A session is a short-lived RS256 JWT minted by your backend so the end-customer's browser can call the widget API safely.

Never expose the store API key to the browser. Mint a session instead.

Mint a session

POST /api/v1/customers/{customerId}/sessions
Authorization: Bearer <store_api_key>
Content-Type: application/json
{ "expires_in": 900 }
FieldDefaultRange
expires_in900 (15 min)60 – 3600 seconds

Response:

{
  "token": "eyJhbGciOiJSUzI1NiIs...",
  "token_type": "Bearer",
  "expires_in": 900,
  "expires_at": 1745812345,
  "customer": {
    "id": "ec_abc",
    "external_id": "user_42",
    "plan_id": "pln_xxxx",
    "plan_name": "Pro",
    "monthly_try_ons": 100,
    "period_start": "...",
    "period_end": "..."
  }
}

If the customer is paused or cancelled, you get 403 customer_inactive and no token.

Revoke a session

If an end-customer logs out, or a token is suspected compromised, revoke it immediately by its jti claim. The token is rejected even though its signature and exp are otherwise still valid.
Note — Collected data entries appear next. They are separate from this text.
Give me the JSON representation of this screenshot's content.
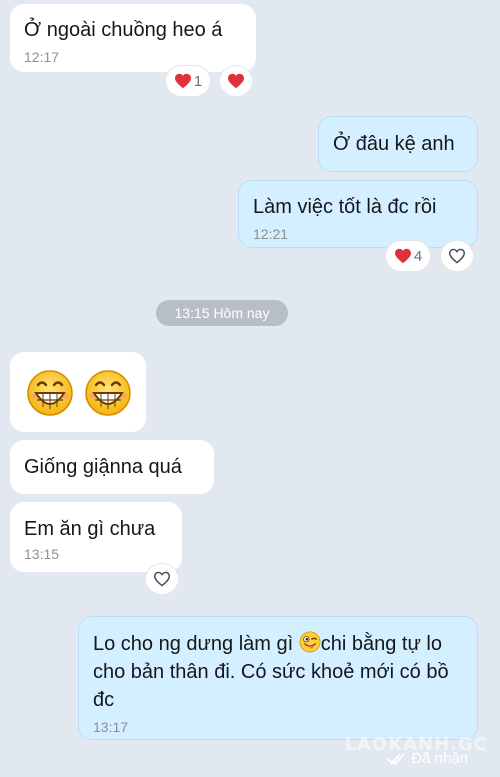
{
  "messages": [
    {
      "text": "Ở ngoài chuồng heo á",
      "time": "12:17"
    },
    {
      "text": "Ở đâu kệ anh"
    },
    {
      "text": "Làm việc tốt là đc rồi",
      "time": "12:21"
    },
    {
      "text": "Giống giậnna quá"
    },
    {
      "text": "Em ăn gì chưa",
      "time": "13:15"
    },
    {
      "text_before": "Lo cho ng dưng làm gì ",
      "text_after": "chi bằng tự lo cho bản thân đi. Có sức khoẻ mới có bồ đc",
      "time": "13:17"
    }
  ],
  "reactions": {
    "msg1_count": "1",
    "msg3_count": "4"
  },
  "date_separator": "13:15 Hôm nay",
  "status": "Đã nhận",
  "watermark": "LAOKANH.GC",
  "icons": [
    "heart-icon",
    "heart-outline-icon",
    "grin-emoji",
    "tongue-wink-emoji",
    "double-check-icon"
  ],
  "colors": {
    "background": "#e2e8ef",
    "incoming_bubble": "#ffffff",
    "outgoing_bubble": "#d4efff",
    "heart": "#e0303a",
    "date_chip": "#b7bec7"
  }
}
DELETE /api/v1/customers/{customerId}/sessions/{jti}
Authorization: Bearer <store_api_key>

Response:

{ "data": { "jti": "ec_abc-1745811445-rand", "revoked": true } }

Notes:

  • Idempotent — revoking an already-revoked jti returns 200.
  • The jti must belong to a token issued for one of your own customers (it is prefixed with the customer ID); otherwise you get 404 not_found.
  • Revocation entries are retained only until the token's natural expiry (max session lifetime is 1 hour), then pruned automatically.

SDK example (@genvoris/node):

await genvoris.sessions.revoke({ customerId: 'ec_abc', jti });

Token shape

header.payload.signature

Header:

{ "alg": "RS256", "kid": "gv-xxxx", "typ": "JWT" }

Payload:

{
  "sub": "ec_abc",
  "sid": "user_xyz",
  "pid": "pln_xxxx",
  "iss": "https://genvoris.org",
  "aud": "genvoris-widget",
  "iat": 1745811445,
  "exp": 1745812345,
  "jti": "ec_abc-1745811445-rand"
}

Verifying tokens (offline)

For plugin code that wants to introspect a token without an extra round-trip, fetch our JWKS:

GET https://genvoris.org/.well-known/jwks.json
Cache-Control: public, max-age=3600

Use any JOSE library (Node jose, Python python-jose, PHP firebase/php-jwt) to verify with iss=https://genvoris.org and aud=genvoris-widget.

Offline verification cannot see revocations. If you revoke tokens, either keep expires_in short (the default 15 min bounds your exposure) or verify online against the widget API for security-sensitive actions.

Rotation

When we rotate signing keys, the kid changes but old tokens stay valid until their natural exp. Cache the JWKS for at most one hour to pick up new keys quickly.